Los invitados, sorprendidos, le preguntaban la razón de este desprecio y ella,
riéndose, respondía: " Si supieseis lo que me piden y hacen estos sabios y
filósofos cuando están a solas conmigo...".
Se dice que era huérfana, que un comerciante la recogió a los pocos meses de
edad y la mandaba cada día a vender coronas de flores ante el templo de la
diosa Hera. A los diez años, la vio ante el templo el escultor Apeles quien la tomó de
modelo para una estatua de Afrodita. Luego la llevó a Atenas en donde Lais se
hizo famosa al ser aceptada en las alcobas más importantes cuando sólo tenía
dieciséis años. Sintió deseos de regresar a Corinto, y así lo hizo. Nada más
llegar, como correspondía a su condición de hetaira, fue a ofrendar una corona
de flores a Afrodita. Aquel día el templo estaba lleno de prostitutas rogando a
la diosa que alejara la guerra que amenazaba la ciudad.

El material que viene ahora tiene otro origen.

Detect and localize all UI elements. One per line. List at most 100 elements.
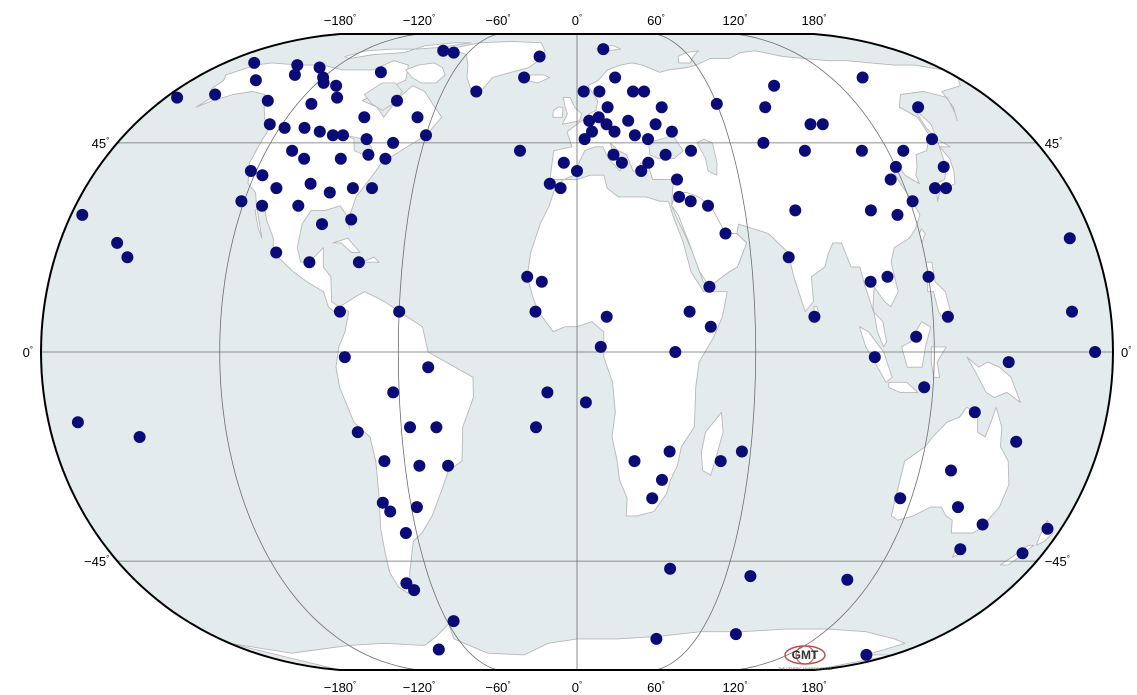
logo-meridian <box>795 645 815 665</box>
station-marker <box>592 111 605 124</box>
station-marker <box>387 386 400 399</box>
station-marker <box>530 421 542 434</box>
station-marker <box>649 118 662 131</box>
station-marker <box>413 459 426 472</box>
station-marker <box>256 199 269 212</box>
station-marker <box>601 101 614 114</box>
station-marker <box>954 543 967 556</box>
station-marker <box>437 44 450 57</box>
station-marker <box>855 144 868 157</box>
station-marker <box>929 182 941 195</box>
station-marker <box>305 97 318 110</box>
station-marker <box>554 182 567 195</box>
station-marker <box>514 144 526 157</box>
station-marker <box>642 133 654 146</box>
left-latitude-label: 45° <box>92 136 110 151</box>
station-marker <box>906 195 919 208</box>
bottom-longitude-label: 60° <box>647 680 665 695</box>
station-marker <box>665 125 678 138</box>
station-marker <box>1041 522 1054 535</box>
station-marker <box>263 118 276 131</box>
station-marker <box>333 305 346 318</box>
station-marker <box>768 79 781 92</box>
station-marker <box>313 61 326 74</box>
station-marker <box>710 97 723 110</box>
left-latitude-label: 0° <box>23 345 33 360</box>
station-marker <box>860 648 873 661</box>
station-marker <box>881 270 894 283</box>
station-marker <box>891 208 904 221</box>
bottom-longitude-label: −180° <box>324 680 357 695</box>
land-baffin <box>405 62 446 84</box>
station-marker <box>432 643 445 656</box>
station-marker <box>323 186 336 199</box>
station-marker <box>607 148 620 161</box>
station-marker <box>393 305 406 318</box>
station-marker <box>292 199 305 212</box>
gmt-logo: GMT THE GENERIC MAPPING TOOLS <box>778 645 833 671</box>
station-marker <box>304 177 317 190</box>
station-marker <box>1010 435 1023 448</box>
station-marker <box>642 156 655 169</box>
bottom-longitude-label: 180° <box>802 680 827 695</box>
station-marker <box>702 199 714 212</box>
water-black-sea <box>648 134 684 160</box>
station-marker <box>330 79 343 92</box>
station-marker <box>735 445 748 458</box>
station-marker <box>256 169 269 182</box>
station-marker <box>533 50 546 63</box>
station-marker <box>387 136 400 149</box>
station-marker <box>600 310 613 323</box>
station-marker <box>673 190 686 203</box>
station-marker <box>133 431 146 443</box>
station-marker <box>671 173 683 186</box>
station-marker <box>579 396 592 409</box>
station-marker <box>703 280 716 293</box>
station-marker <box>121 251 134 264</box>
station-marker <box>586 125 598 138</box>
station-marker <box>663 445 676 458</box>
station-marker <box>600 118 613 131</box>
station-marker <box>291 59 304 72</box>
land-north-america <box>195 60 443 318</box>
station-marker <box>529 305 542 318</box>
station-marker <box>646 492 659 505</box>
land-iceland <box>525 74 550 84</box>
station-marker <box>609 71 622 84</box>
station-marker <box>868 351 881 364</box>
station-marker <box>521 270 534 283</box>
station-marker <box>1002 356 1015 369</box>
station-marker <box>897 144 910 157</box>
right-latitude-label: 0° <box>1121 345 1131 360</box>
station-marker <box>577 85 590 98</box>
station-marker <box>331 91 344 104</box>
land-sulawesi <box>930 346 947 378</box>
station-marker <box>685 144 697 157</box>
station-marker <box>358 111 371 124</box>
station-marker <box>583 114 596 127</box>
land-ireland <box>552 106 564 118</box>
station-marker <box>346 182 359 195</box>
station-marker <box>111 236 124 249</box>
station-marker <box>638 85 651 98</box>
station-marker <box>374 66 387 79</box>
station-marker <box>404 421 416 434</box>
station-marker <box>391 94 403 107</box>
station-marker <box>889 160 902 173</box>
station-marker <box>759 101 772 114</box>
map-frame <box>39 33 1115 671</box>
land-novaya-zemlya <box>677 50 699 64</box>
station-marker <box>659 148 672 161</box>
station-marker <box>411 111 424 124</box>
station-marker <box>430 421 443 434</box>
land-new-guinea <box>966 356 1021 403</box>
station-marker <box>288 68 301 81</box>
station-marker <box>447 615 460 628</box>
station-marker <box>270 246 283 259</box>
station-marker <box>719 227 732 240</box>
station-marker <box>597 43 610 56</box>
station-marker <box>650 632 663 645</box>
station-markers <box>71 43 1102 661</box>
bottom-longitude-label: −120° <box>403 680 436 695</box>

Los cronistas afirman que cuando Lais entró en el templo, todas las cortesanas
le abrieron paso, impresionadas por su belleza. Una vez depositada la corona de
flores a los pies de Afrodita, la hetaira se despojó de la túnica que la cubría
y también la ofrendó. Entonces los reunidos pudieron ver a una mujer tan
fascinante que, entusiasmados, se la llevaron a hombros.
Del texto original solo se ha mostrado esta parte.